Bugüne kadar çok uğraşmış, farklı şeyler denemiş, bu sefer oldu deyip yaptığınız mayayla ekmek yapmayı denemiş ama çabucak bir şeylerin ters gittiğini anlamış olabilirsiniz.

Genelde  şöyle oluyor:  gözünüz gibi baktığınız maya birkaç gün içinde ekşimeye başlıyor, köpürüyor, gözenekleniyor, kabarıyor, besliyorsunuz ve her şey yolundaymış gibi yükselip kabarıyor ama kokusu… Keskin mi keskin… Asitli mi desem, tutkal mı desem. Kapağını açıp koklayınca burnunu yakıyor insanın. Olsun deyip hamur mayalıyorsunuz. Ekmeği kabartmıyor ama siz bunu kabullenmek istemiyor, “yok be, biraz kabardı mı ne?” deyip deyip ikide bir bakıyorsunuz.

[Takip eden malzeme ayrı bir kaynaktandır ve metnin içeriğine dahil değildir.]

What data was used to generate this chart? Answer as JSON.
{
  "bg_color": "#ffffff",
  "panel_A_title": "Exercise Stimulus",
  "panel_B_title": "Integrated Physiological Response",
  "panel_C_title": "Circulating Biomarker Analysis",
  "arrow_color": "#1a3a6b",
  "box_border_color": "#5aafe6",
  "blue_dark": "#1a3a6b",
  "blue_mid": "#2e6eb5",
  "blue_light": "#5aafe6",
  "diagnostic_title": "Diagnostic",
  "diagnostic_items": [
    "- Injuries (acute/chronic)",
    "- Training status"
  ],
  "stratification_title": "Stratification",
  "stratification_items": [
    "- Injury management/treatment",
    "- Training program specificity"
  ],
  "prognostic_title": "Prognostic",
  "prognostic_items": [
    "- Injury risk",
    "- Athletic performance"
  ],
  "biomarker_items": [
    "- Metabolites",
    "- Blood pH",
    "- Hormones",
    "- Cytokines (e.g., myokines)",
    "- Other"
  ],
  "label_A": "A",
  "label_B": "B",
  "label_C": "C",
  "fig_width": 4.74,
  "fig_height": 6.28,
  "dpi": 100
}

Sonra acı gerçeği kabullenip ya “ne olacaksa olsun” deyip o hamuru pişiriyorsunuz (ve atsan kafa yaracak kadar sert, taş gibi ve limon kadar ekşi bir ekmek elde ediyorsunuz), ya da “bari malzeme boşa gitmesin” diye instant maya katıp sahtekarlık yaparak malzemeyi kurtarıyorsunuz.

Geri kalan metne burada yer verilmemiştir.